Quand tu liras cette lettre, je serai loin, engloutie par l’autre hémisphère, la moitié de la terre qui doit nous séparer. Je sais que tu regarderas à cet instant l’aurore déposer un baiser mauve de dentellière sur l’horizon déchiqueté de tes montagnes auvergnates. Un horizon que tu aimes toucher du doigt, à qui tu donnes la parole, comme la promesse nuptiale du papillon au soleil qui le consume. Sans témoin pour fouiller ton âme.
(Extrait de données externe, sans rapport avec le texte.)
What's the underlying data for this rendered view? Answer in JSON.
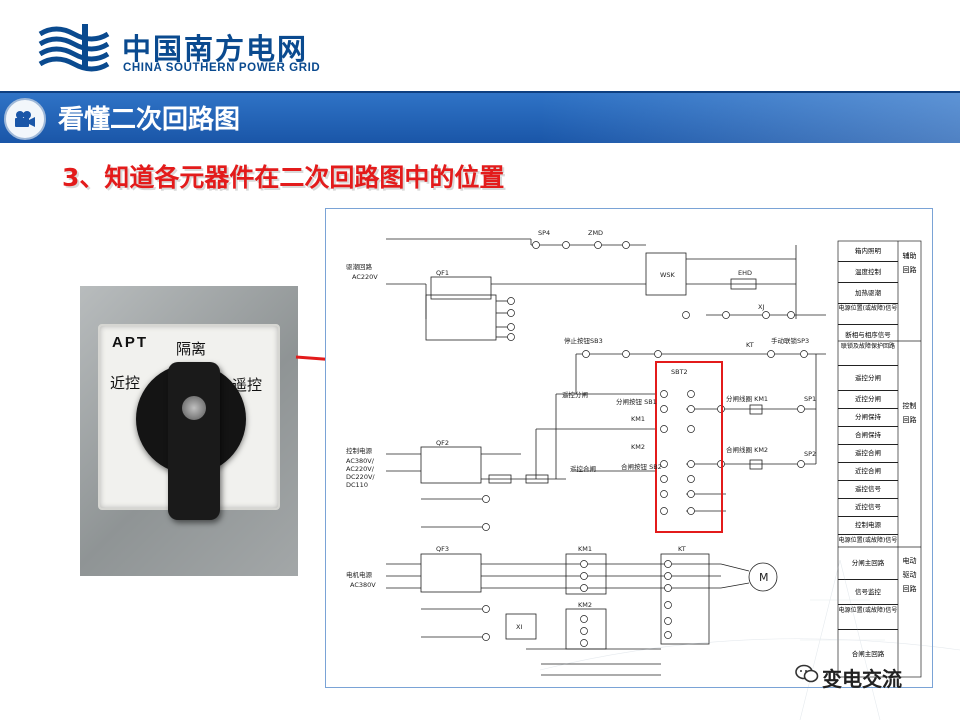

Nous venons de jouer notre dernière carte comme d’autres cassent leur tirelire pour dépenser des fortunes aux jeux de hasard. « Nous ne pouvons plus vivre sous le même ciel », ce sont tes mots. Pourtant, si tu savais la musique infernale qu’ils me jouent encore à la naissance du cou, là où tu aimais m’embrasser dans un frisson muet. Le souvenir de toi va se déliter dans le néant jusqu’à l’obturation finale, tu sais, le moment où l’on scelle la pierre du tombeau. Nous n’y verrons plus rien, ni toi, ni moi. La destruction plutôt que la naissance, n’est-ce pas ce que tu as toujours porté en toi ? Cet appétit cyclique qui te fait dévisser régulièrement, tu t’y casses les dents et parfois la tête ! Tu ressembles alors à un œuf de Pâques sans le ruban.

J’ai bien essayé de lancer un plan ORSEC avant mon départ pour que nous parlions une dernière fois, j’avais même cuisiné des tartelettes aux figues, tes préférées. Tu t’es défilé, encore. Mais à quoi bon vouloir mettre en travaux ce qui semble voué à la démolition ? Je n’en ai plus la force, ni l’envie. J’en souris.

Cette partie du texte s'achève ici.